[Cambridge, MA] – The American Academy of Arts & Sciences is awarding political scientist Robert D. Putnam the Talcott Parsons Prize for distinguished and original contributions to the social sciences.
Putnam, the Malkin Research Professor of Public Policy at Harvard University, is the author of more than a dozen books and his writing has been translated into twenty languages. He is especially known for his defining work on social capital and for developing the two-level game theory of international conflict resolution. His books Making Democracy Work: Civic Traditions in Italy and Bowling Alone: The Collapse and Revival of American Community are among the most cited and best-selling publications in the social sciences worldwide in the last half century. Putnam has received the Johan Skytte Prize (for the top political scientist in the world) and the National Humanities Medal, among other awards. He is a Fellow of the British Academy and past president of the American Political Science Association. He has advised five US presidents and even more government heads around the world and of all ideological colors. He was elected to the American Academy of Arts & Sciences in 1980.
“Robert Putnam is a prolific scholar and one of the most important social scientists of our time,” said David Oxtoby, President of the Academy. “In our increasingly polarized country, his insights on opportunity, social fabric, and civic connection are as important as ever. His books are towering achievements in the field of political science, as are the vital institutions he has steered over the course of his career. Bob’s work at the intersection of theory and practice exemplifies the spirit of the Academy.”
Upon receiving the award, Putnam said “I have always regarded the Academy as a vital incubator for debate and scholarship.
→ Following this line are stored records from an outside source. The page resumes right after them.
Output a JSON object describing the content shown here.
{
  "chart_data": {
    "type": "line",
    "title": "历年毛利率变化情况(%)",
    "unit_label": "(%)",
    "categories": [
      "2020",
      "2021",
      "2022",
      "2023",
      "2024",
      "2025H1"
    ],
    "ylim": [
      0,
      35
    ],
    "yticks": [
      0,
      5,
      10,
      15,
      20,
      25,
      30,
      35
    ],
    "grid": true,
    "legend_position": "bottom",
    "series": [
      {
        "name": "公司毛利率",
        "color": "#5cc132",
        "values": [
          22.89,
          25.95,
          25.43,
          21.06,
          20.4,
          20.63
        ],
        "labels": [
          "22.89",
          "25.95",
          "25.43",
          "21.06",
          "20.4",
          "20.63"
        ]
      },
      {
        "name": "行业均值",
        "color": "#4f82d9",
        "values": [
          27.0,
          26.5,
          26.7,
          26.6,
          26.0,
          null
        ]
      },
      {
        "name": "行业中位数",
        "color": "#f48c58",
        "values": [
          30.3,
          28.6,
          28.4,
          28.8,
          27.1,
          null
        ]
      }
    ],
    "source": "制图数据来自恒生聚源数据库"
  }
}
Some of my work in which I take the most pride – on social capital and American democracy – began as a project with the Academy, with early meetings taking place at Norton’s Woods. I remember those meetings very fondly and am grateful to receive this recognition from the Academy.”
Putnam is the star of the documentary film Join or Die premiering at SXSW this month. The film follows Putnam’s discovery, understanding, and concern about the civic ties that strengthen a society and what happens when they unravel. Raj Chetty, Hillary Clinton, and Glenn Loury are among many in the film who speak about the influence and relevance of Putnam’s ideas about social capital.
Prior to joining Harvard University, Putnam taught at the University of Michigan and served on the staff of the National Security Council. At Harvard he has served as Dean of the Kennedy School, Associate Dean of the Faculty of Arts and Sciences, and Director of the Weatherhead Center for International Affairs. He co-founded the Saguaro Seminar, bringing together leading thinkers and practitioners to develop actionable ideas for civic renewal.
First awarded in 1974, the Talcott Parsons Prize was established to honor the noted sociologist and former president of the Academy. Previous recipients of the prize include William David Labov (linguistics), Joan Wallach Scott (history), Daniel Kahneman (psychology), and William Julius Wilson (sociology).
Putnam is only the second political scientist to receive this award. The first, Robert Dahl (Yale University), received it in 1977: Dahl was a mentor to Putnam.
The American Academy of Arts & Sciences, founded in 1780, honors excellence and brings together members and other leaders across disciplines, fields, and professions to pursue nonpartisan research and provide critical insight on issues of profound importance to the nation and the world.